Well, first, we need insights into how humans have induced and/or will  in the future induce climate change (absent any policy change or other human response – e.g. via market forces). The first part of that is an economic model. All models of human-induced climate change include, at their core, economic models – otherwise how would we forecast the human contribution without a model of how much output there will be, how much energy will be used in producing that output, and so on. Who, out of Lord Lawson, former Chancellor the Exchequer and before that the Chief Secretary to the Treasury and before becoming an MP for many years an economics writer, and a climate scientist, do you suppose might have the more relevant expertise in the assessment of economic models or forecasts for the future of the economy?

Maybe some climate modellers do in fact have knowledge of the relevant economic models, but many others will actually be experts in the physics of the atmosphere and related matters. Normally, Lord Lawson will have the advantage here.

Next, we need a model of how carbon emissions will affect the climate (absent any automatic equilibrating mechanisms of the earth responding to carbon emissions). On this the climate scientist will clearly have the advantage. But then again, Lord Lawson is most unlikely to disagree with the climate scientist about anything to do with this, since the science on this point is pretty much undisputed by anyone sensible (and certainly not disputed by Lord Lawson).

Third, we need a model of how the earth might respond to changes in CO2 or other greenhouse gases. This is a point on which the climate scientist will undoubtedly have more direct expertise than Lord Lawson. It is also the non-human aspect of the issue that climate science understands the least. For example, see this transcript of the American Physical Society climate change statement review workshop of January this year. The very limited increase in global surface temperatures over the past fifteen years now goes well beyond anything that could be written off as “noise” in climate change models – it simply wasn’t initially predicted.

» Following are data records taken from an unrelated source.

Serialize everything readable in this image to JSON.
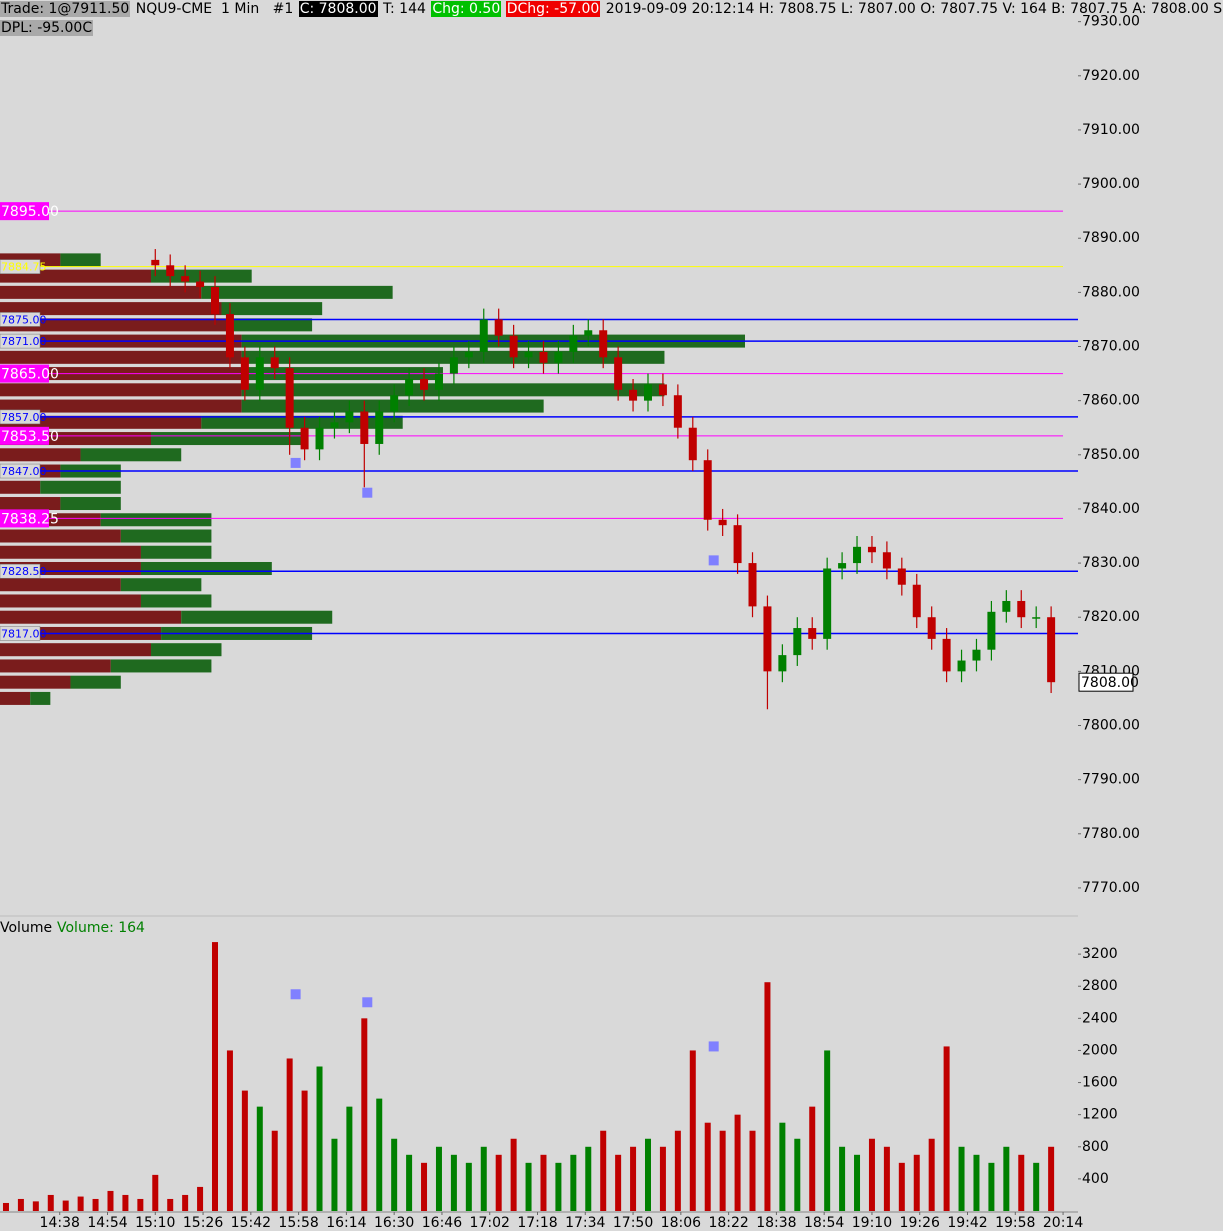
{
  "chart_data": [
    {
      "type": "candlestick",
      "header": {
        "trade": "Trade: 1@7911.50",
        "instrument": "NQU9-CME  1 Min   #1",
        "close": "C: 7808.00",
        "ticks": "T: 144",
        "change": "Chg: 0.50",
        "day_change": "DChg: -57.00",
        "stats": "2019-09-09 20:12:14 H: 7808.75 L: 7807.00 O: 7807.75 V: 164 B: 7807.75 A: 7808.00 S",
        "dpl": "DPL: -95.00C"
      },
      "x": [
        "15:10",
        "15:15",
        "15:20",
        "15:25",
        "15:30",
        "15:35",
        "15:40",
        "15:45",
        "15:50",
        "15:55",
        "16:00",
        "16:05",
        "16:10",
        "16:15",
        "16:20",
        "16:25",
        "16:30",
        "16:35",
        "16:40",
        "16:45",
        "16:50",
        "16:55",
        "17:00",
        "17:05",
        "17:10",
        "17:15",
        "17:20",
        "17:25",
        "17:30",
        "17:35",
        "17:40",
        "17:45",
        "17:50",
        "17:55",
        "18:00",
        "18:05",
        "18:10",
        "18:15",
        "18:20",
        "18:25",
        "18:30",
        "18:35",
        "18:40",
        "18:45",
        "18:50",
        "18:55",
        "19:00",
        "19:05",
        "19:10",
        "19:15",
        "19:20",
        "19:25",
        "19:30",
        "19:35",
        "19:40",
        "19:45",
        "19:50",
        "19:55",
        "20:00",
        "20:05",
        "20:10"
      ],
      "open": [
        7886,
        7885,
        7883,
        7882,
        7881,
        7876,
        7868,
        7862,
        7868,
        7866,
        7855,
        7851,
        7855,
        7856,
        7858,
        7852,
        7858,
        7861,
        7864,
        7862,
        7865,
        7868,
        7869,
        7875,
        7872,
        7868,
        7869,
        7867,
        7869,
        7872,
        7873,
        7868,
        7862,
        7860,
        7863,
        7861,
        7855,
        7849,
        7838,
        7837,
        7830,
        7822,
        7810,
        7813,
        7818,
        7816,
        7829,
        7830,
        7833,
        7832,
        7829,
        7826,
        7820,
        7816,
        7810,
        7812,
        7814,
        7821,
        7823,
        7820,
        7820
      ],
      "high": [
        7888,
        7887,
        7885,
        7884,
        7883,
        7878,
        7870,
        7870,
        7870,
        7868,
        7857,
        7857,
        7858,
        7860,
        7860,
        7860,
        7863,
        7866,
        7866,
        7867,
        7870,
        7871,
        7877,
        7877,
        7874,
        7871,
        7871,
        7871,
        7874,
        7875,
        7875,
        7870,
        7864,
        7865,
        7865,
        7863,
        7857,
        7851,
        7840,
        7839,
        7832,
        7824,
        7815,
        7820,
        7820,
        7831,
        7832,
        7835,
        7835,
        7834,
        7831,
        7828,
        7822,
        7818,
        7814,
        7816,
        7823,
        7825,
        7825,
        7822,
        7822
      ],
      "low": [
        7883,
        7881,
        7880,
        7879,
        7874,
        7866,
        7860,
        7860,
        7864,
        7850,
        7849,
        7849,
        7853,
        7854,
        7844,
        7850,
        7856,
        7859,
        7860,
        7860,
        7863,
        7866,
        7867,
        7870,
        7866,
        7866,
        7865,
        7865,
        7867,
        7870,
        7866,
        7860,
        7858,
        7858,
        7859,
        7853,
        7847,
        7836,
        7835,
        7828,
        7820,
        7803,
        7808,
        7811,
        7814,
        7814,
        7827,
        7828,
        7830,
        7827,
        7824,
        7818,
        7814,
        7808,
        7808,
        7810,
        7812,
        7819,
        7818,
        7818,
        7806
      ],
      "close": [
        7885,
        7883,
        7882,
        7881,
        7876,
        7868,
        7862,
        7868,
        7866,
        7855,
        7851,
        7855,
        7856,
        7858,
        7852,
        7858,
        7861,
        7864,
        7862,
        7865,
        7868,
        7869,
        7875,
        7872,
        7868,
        7869,
        7867,
        7869,
        7872,
        7873,
        7868,
        7862,
        7860,
        7863,
        7861,
        7855,
        7849,
        7838,
        7837,
        7830,
        7822,
        7810,
        7813,
        7818,
        7816,
        7829,
        7830,
        7833,
        7832,
        7829,
        7826,
        7820,
        7816,
        7810,
        7812,
        7814,
        7821,
        7823,
        7820,
        7820,
        7808
      ],
      "up_color": "#008000",
      "down_color": "#c00000",
      "ylim": [
        7765,
        7934
      ],
      "yticks": [
        {
          "value": 7770,
          "label": "7770.00"
        },
        {
          "value": 7780,
          "label": "7780.00"
        },
        {
          "value": 7790,
          "label": "7790.00"
        },
        {
          "value": 7800,
          "label": "7800.00"
        },
        {
          "value": 7810,
          "label": "7810.00"
        },
        {
          "value": 7820,
          "label": "7820.00"
        },
        {
          "value": 7830,
          "label": "7830.00"
        },
        {
          "value": 7840,
          "label": "7840.00"
        },
        {
          "value": 7850,
          "label": "7850.00"
        },
        {
          "value": 7860,
          "label": "7860.00"
        },
        {
          "value": 7870,
          "label": "7870.00"
        },
        {
          "value": 7880,
          "label": "7880.00"
        },
        {
          "value": 7890,
          "label": "7890.00"
        },
        {
          "value": 7900,
          "label": "7900.00"
        },
        {
          "value": 7910,
          "label": "7910.00"
        },
        {
          "value": 7920,
          "label": "7920.00"
        },
        {
          "value": 7930,
          "label": "7930.00"
        }
      ],
      "last_price": {
        "value": 7808,
        "label": "7808.00"
      },
      "levels": [
        {
          "value": 7895,
          "label": "7895.00",
          "color": "#ff00ff"
        },
        {
          "value": 7884.75,
          "label": "7884.75",
          "color": "#ffff00"
        },
        {
          "value": 7875,
          "label": "7875.00",
          "color": "#0000ff"
        },
        {
          "value": 7871,
          "label": "7871.00",
          "color": "#0000ff"
        },
        {
          "value": 7865,
          "label": "7865.00",
          "color": "#ff00ff"
        },
        {
          "value": 7857,
          "label": "7857.00",
          "color": "#0000ff"
        },
        {
          "value": 7853.5,
          "label": "7853.50",
          "color": "#ff00ff"
        },
        {
          "value": 7847,
          "label": "7847.00",
          "color": "#0000ff"
        },
        {
          "value": 7838.25,
          "label": "7838.25",
          "color": "#ff00ff"
        },
        {
          "value": 7828.5,
          "label": "7828.50",
          "color": "#0000ff"
        },
        {
          "value": 7817,
          "label": "7817.00",
          "color": "#0000ff"
        }
      ],
      "profile": {
        "prices": [
          7886,
          7883,
          7880,
          7877,
          7874,
          7871,
          7868,
          7865,
          7862,
          7859,
          7856,
          7853,
          7850,
          7847,
          7844,
          7841,
          7838,
          7835,
          7832,
          7829,
          7826,
          7823,
          7820,
          7817,
          7814,
          7811,
          7808,
          7805
        ],
        "sell": [
          60,
          150,
          200,
          220,
          230,
          240,
          240,
          240,
          240,
          240,
          200,
          150,
          80,
          60,
          40,
          60,
          100,
          120,
          140,
          140,
          120,
          140,
          180,
          160,
          150,
          110,
          70,
          30
        ],
        "buy": [
          40,
          100,
          190,
          100,
          80,
          500,
          420,
          200,
          420,
          300,
          200,
          150,
          100,
          60,
          80,
          60,
          110,
          90,
          70,
          130,
          80,
          70,
          150,
          150,
          70,
          100,
          50,
          20
        ],
        "sell_color": "#7a1c1c",
        "buy_color": "#1f6a1f"
      },
      "signals": {
        "x": [
          "15:57",
          "16:21",
          "18:17"
        ],
        "values": [
          7848.5,
          7843,
          7830.5
        ],
        "color": "#8080ff"
      }
    },
    {
      "type": "bar",
      "title": "Volume",
      "subtitle": "Volume: 164",
      "x": [
        "14:20",
        "14:25",
        "14:30",
        "14:35",
        "14:40",
        "14:45",
        "14:50",
        "14:55",
        "15:00",
        "15:05",
        "15:10",
        "15:15",
        "15:20",
        "15:25",
        "15:30",
        "15:35",
        "15:40",
        "15:45",
        "15:50",
        "15:55",
        "16:00",
        "16:05",
        "16:10",
        "16:15",
        "16:20",
        "16:25",
        "16:30",
        "16:35",
        "16:40",
        "16:45",
        "16:50",
        "16:55",
        "17:00",
        "17:05",
        "17:10",
        "17:15",
        "17:20",
        "17:25",
        "17:30",
        "17:35",
        "17:40",
        "17:45",
        "17:50",
        "17:55",
        "18:00",
        "18:05",
        "18:10",
        "18:15",
        "18:20",
        "18:25",
        "18:30",
        "18:35",
        "18:40",
        "18:45",
        "18:50",
        "18:55",
        "19:00",
        "19:05",
        "19:10",
        "19:15",
        "19:20",
        "19:25",
        "19:30",
        "19:35",
        "19:40",
        "19:45",
        "19:50",
        "19:55",
        "20:00",
        "20:05",
        "20:10"
      ],
      "values": [
        100,
        150,
        120,
        200,
        130,
        180,
        150,
        250,
        200,
        150,
        450,
        150,
        200,
        300,
        3350,
        2000,
        1500,
        1300,
        1000,
        1900,
        1500,
        1800,
        900,
        1300,
        2400,
        1400,
        900,
        700,
        600,
        800,
        700,
        600,
        800,
        700,
        900,
        600,
        700,
        600,
        700,
        800,
        1000,
        700,
        800,
        900,
        800,
        1000,
        2000,
        1100,
        1000,
        1200,
        1000,
        2850,
        1100,
        900,
        1300,
        2000,
        800,
        700,
        900,
        800,
        600,
        700,
        900,
        2050,
        800,
        700,
        600,
        800,
        700,
        600,
        800
      ],
      "xlim": [
        "14:18",
        "20:19"
      ],
      "xticks": [
        "14:38",
        "14:54",
        "15:10",
        "15:26",
        "15:42",
        "15:58",
        "16:14",
        "16:30",
        "16:46",
        "17:02",
        "17:18",
        "17:34",
        "17:50",
        "18:06",
        "18:22",
        "18:38",
        "18:54",
        "19:10",
        "19:26",
        "19:42",
        "19:58",
        "20:14"
      ],
      "ylim": [
        0,
        3650
      ],
      "yticks": [
        400,
        800,
        1200,
        1600,
        2000,
        2400,
        2800,
        3200
      ],
      "signals": {
        "x": [
          "15:57",
          "16:21",
          "18:17"
        ],
        "values": [
          2700,
          2600,
          2050
        ],
        "color": "#8080ff"
      }
    }
  ]
}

It obviously in no way follows that climate change is not real or not human-induced. But what does follow is that our models of how the earth responds to increased CO2 could be improved materially. Some researchers have been seeking to explain the current hiatus for a number of years, but the conclusion a number of perfectly respectable mainstream scientists draw is, as per the American Physical Society workshop transcript (p105): errors in current models “raise serious questions about the ability to simulate processes and feedbacks that are temperature dependent“. So, to be sure, the climate scientist will probably understand more about the detailed drawbacks of such models than Lord Lawson does, but it is a hotly debated topic (genuinely hotly debated, not 99pc vs 1pc) with each climate scientist having her own pet theory and no consensus at this time. Let’s score this one to the scientist.

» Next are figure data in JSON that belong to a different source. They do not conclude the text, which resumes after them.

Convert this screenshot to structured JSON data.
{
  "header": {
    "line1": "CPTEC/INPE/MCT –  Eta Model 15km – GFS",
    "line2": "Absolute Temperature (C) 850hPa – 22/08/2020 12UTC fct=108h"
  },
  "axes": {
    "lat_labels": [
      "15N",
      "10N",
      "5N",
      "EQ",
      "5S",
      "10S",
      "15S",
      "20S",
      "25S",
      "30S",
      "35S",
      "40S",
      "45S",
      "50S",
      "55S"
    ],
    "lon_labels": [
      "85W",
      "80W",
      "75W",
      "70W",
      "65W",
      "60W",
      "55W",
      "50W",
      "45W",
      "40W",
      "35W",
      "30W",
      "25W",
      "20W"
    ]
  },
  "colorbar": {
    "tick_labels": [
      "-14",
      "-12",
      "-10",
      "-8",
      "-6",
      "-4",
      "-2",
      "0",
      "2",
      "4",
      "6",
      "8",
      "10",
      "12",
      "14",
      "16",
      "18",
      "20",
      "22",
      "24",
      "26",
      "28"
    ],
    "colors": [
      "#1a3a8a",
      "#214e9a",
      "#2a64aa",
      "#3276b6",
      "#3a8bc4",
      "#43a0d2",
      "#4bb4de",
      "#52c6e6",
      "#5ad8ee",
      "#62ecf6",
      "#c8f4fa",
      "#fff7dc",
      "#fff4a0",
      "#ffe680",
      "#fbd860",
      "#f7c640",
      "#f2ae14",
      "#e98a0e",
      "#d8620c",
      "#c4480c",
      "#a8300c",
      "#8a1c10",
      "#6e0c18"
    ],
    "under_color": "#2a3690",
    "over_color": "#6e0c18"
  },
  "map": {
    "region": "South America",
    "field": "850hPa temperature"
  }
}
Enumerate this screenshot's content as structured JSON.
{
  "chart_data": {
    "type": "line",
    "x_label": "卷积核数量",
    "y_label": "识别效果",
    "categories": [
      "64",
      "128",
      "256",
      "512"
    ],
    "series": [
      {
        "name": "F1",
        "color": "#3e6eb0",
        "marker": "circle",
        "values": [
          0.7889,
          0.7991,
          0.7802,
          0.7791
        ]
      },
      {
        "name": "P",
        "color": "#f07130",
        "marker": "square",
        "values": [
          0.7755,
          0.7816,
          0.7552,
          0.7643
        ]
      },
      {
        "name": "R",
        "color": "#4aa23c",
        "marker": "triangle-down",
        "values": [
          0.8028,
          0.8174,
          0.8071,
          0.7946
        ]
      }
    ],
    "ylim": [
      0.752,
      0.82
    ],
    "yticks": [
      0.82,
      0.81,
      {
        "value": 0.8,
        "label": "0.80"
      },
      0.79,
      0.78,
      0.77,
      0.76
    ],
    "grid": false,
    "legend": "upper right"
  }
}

Since government policy interventions only become an issue if market processes or other forms of natural ingenuity would not address climate change automatically, the next element we need is a view about how market processes and ingenuity might respond to climate change. That’s obviously again an economics question, on which Lord Lawson will be fairly expert and most climate scientists almost nowhere. […]

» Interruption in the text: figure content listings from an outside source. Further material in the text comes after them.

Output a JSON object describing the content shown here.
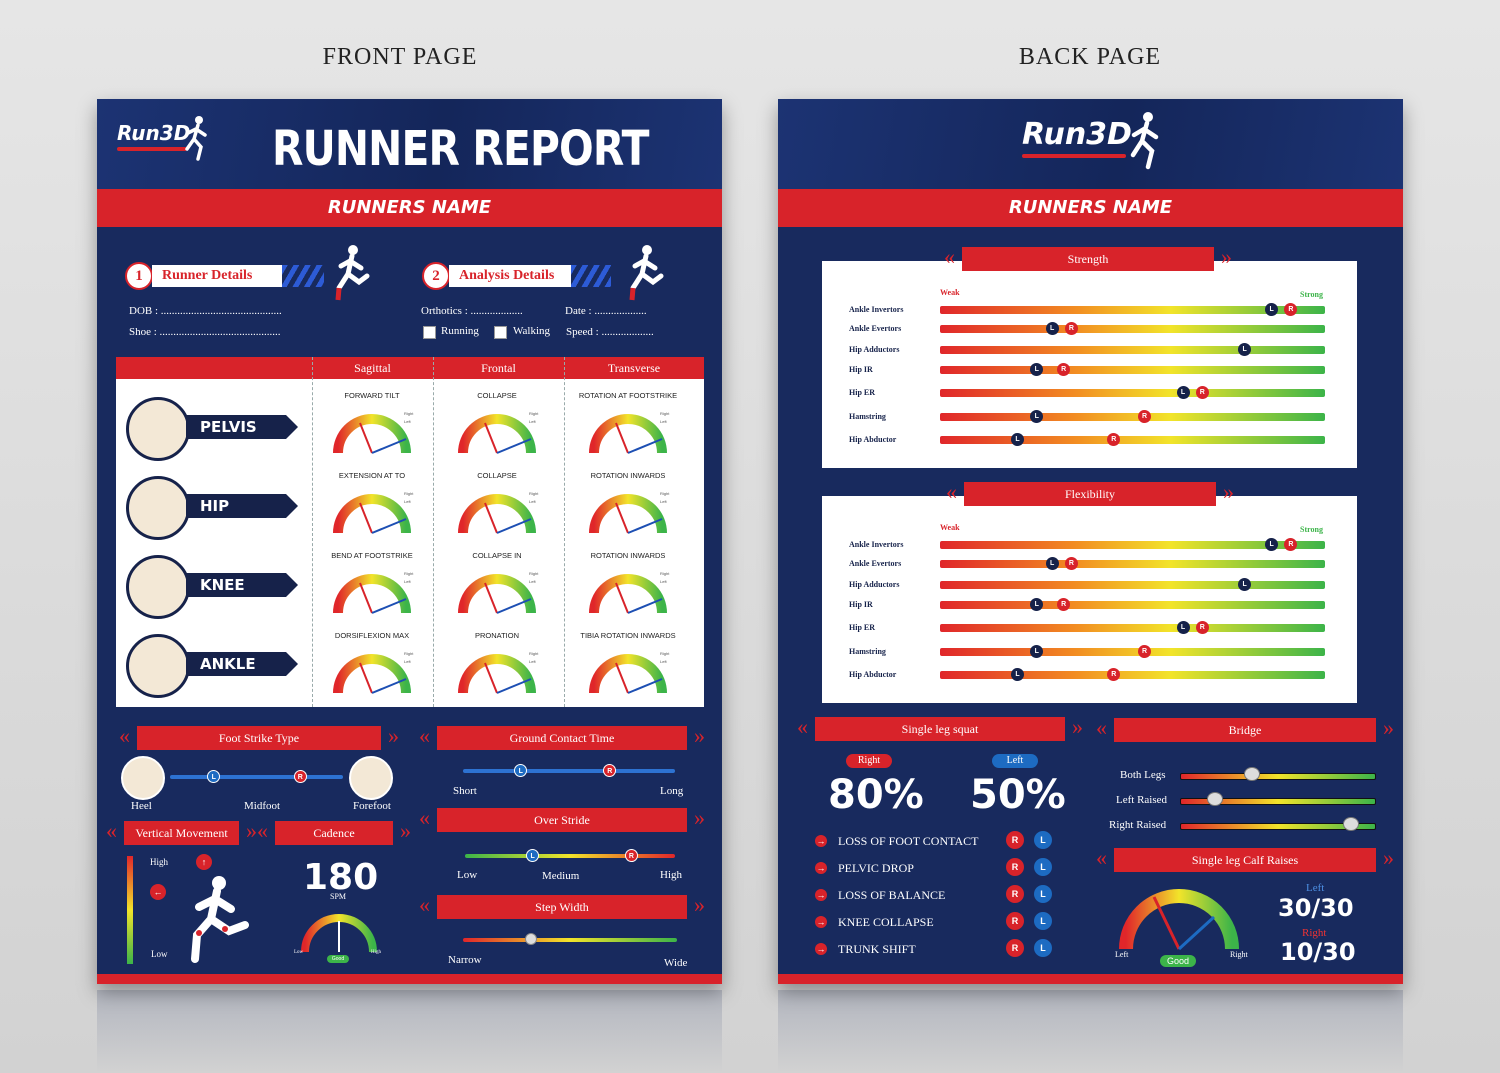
{
  "captions": {
    "front": "FRONT PAGE",
    "back": "BACK PAGE"
  },
  "brand": {
    "logo": "Run3D"
  },
  "front": {
    "title": "RUNNER REPORT",
    "runner_name": "RUNNERS NAME",
    "runner_details": {
      "num": "1",
      "label": "Runner Details",
      "dob": "DOB : ............................................",
      "shoe": "Shoe : ............................................"
    },
    "analysis_details": {
      "num": "2",
      "label": "Analysis Details",
      "orthotics": "Orthotics : ...................",
      "date": "Date : ...................",
      "running": "Running",
      "walking": "Walking",
      "speed": "Speed : ..................."
    },
    "table": {
      "headers": [
        "Sagittal",
        "Frontal",
        "Transverse"
      ],
      "joints": [
        "PELVIS",
        "HIP",
        "KNEE",
        "ANKLE"
      ],
      "cells": [
        [
          "FORWARD TILT",
          "COLLAPSE",
          "ROTATION AT FOOTSTRIKE"
        ],
        [
          "EXTENSION AT TO",
          "COLLAPSE",
          "ROTATION INWARDS"
        ],
        [
          "BEND AT FOOTSTRIKE",
          "COLLAPSE IN",
          "ROTATION INWARDS"
        ],
        [
          "DORSIFLEXION MAX",
          "PRONATION",
          "TIBIA ROTATION INWARDS"
        ]
      ],
      "legend_right": "Right",
      "legend_left": "Left"
    },
    "foot_strike": {
      "title": "Foot Strike Type",
      "heel": "Heel",
      "midfoot": "Midfoot",
      "forefoot": "Forefoot",
      "left": 0.25,
      "right": 0.75
    },
    "ground_contact": {
      "title": "Ground Contact Time",
      "short": "Short",
      "long": "Long",
      "left": 0.27,
      "right": 0.69
    },
    "over_stride": {
      "title": "Over Stride",
      "low": "Low",
      "medium": "Medium",
      "high": "High",
      "left": 0.32,
      "right": 0.79
    },
    "step_width": {
      "title": "Step Width",
      "narrow": "Narrow",
      "wide": "Wide",
      "pos": 0.32
    },
    "vertical": {
      "title": "Vertical Movement",
      "high": "High",
      "low": "Low"
    },
    "cadence": {
      "title": "Cadence",
      "value": "180",
      "unit": "SPM",
      "low": "Low",
      "good": "Good",
      "high": "High"
    },
    "marker_l": "L",
    "marker_r": "R"
  },
  "back": {
    "runner_name": "RUNNERS NAME",
    "weak": "Weak",
    "strong": "Strong",
    "strength": {
      "title": "Strength",
      "rows": [
        {
          "name": "Ankle Invertors",
          "l": 0.86,
          "r": 0.91
        },
        {
          "name": "Ankle Evertors",
          "l": 0.29,
          "r": 0.34
        },
        {
          "name": "Hip Adductors",
          "l": 0.79,
          "r": null
        },
        {
          "name": "Hip IR",
          "l": 0.25,
          "r": 0.32
        },
        {
          "name": "Hip ER",
          "l": 0.63,
          "r": 0.68
        },
        {
          "name": "Hamstring",
          "l": 0.25,
          "r": 0.53
        },
        {
          "name": "Hip Abductor",
          "l": 0.2,
          "r": 0.45
        }
      ]
    },
    "flexibility": {
      "title": "Flexibility",
      "rows": [
        {
          "name": "Ankle Invertors",
          "l": 0.86,
          "r": 0.91
        },
        {
          "name": "Ankle Evertors",
          "l": 0.29,
          "r": 0.34
        },
        {
          "name": "Hip Adductors",
          "l": 0.79,
          "r": null
        },
        {
          "name": "Hip IR",
          "l": 0.25,
          "r": 0.32
        },
        {
          "name": "Hip ER",
          "l": 0.63,
          "r": 0.68
        },
        {
          "name": "Hamstring",
          "l": 0.25,
          "r": 0.53
        },
        {
          "name": "Hip Abductor",
          "l": 0.2,
          "r": 0.45
        }
      ]
    },
    "squat": {
      "title": "Single leg squat",
      "right_label": "Right",
      "left_label": "Left",
      "right_val": "80%",
      "left_val": "50%",
      "items": [
        "LOSS OF FOOT CONTACT",
        "PELVIC DROP",
        "LOSS OF BALANCE",
        "KNEE COLLAPSE",
        "TRUNK SHIFT"
      ]
    },
    "bridge": {
      "title": "Bridge",
      "rows": [
        {
          "name": "Both Legs",
          "pos": 0.37
        },
        {
          "name": "Left Raised",
          "pos": 0.18
        },
        {
          "name": "Right Raised",
          "pos": 0.88
        }
      ]
    },
    "calf": {
      "title": "Single leg Calf Raises",
      "left_label": "Left",
      "left_val": "30/30",
      "right_label": "Right",
      "right_val": "10/30",
      "g_left": "Left",
      "g_good": "Good",
      "g_right": "Right"
    }
  }
}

So, overall, I agree. Given that how, if at all, we should respond to climate change is a matter of economics and political judgement, not (emphatically not) atmospheric physics (for nothing whatever follows from any climate change model about what policy should be adopted in response to its findings), I entirely agree that when Lord Lawson debates climate change policy with climate scientists there is only one person there with relevant expertise and the other party is, at best, a semi-informed amateur. The relevant expert is Lord Lawson.

The sooner people grasp that climate change policy is not a scientific question, the sooner our debate on this matter will become a whole lot more rational and balanced.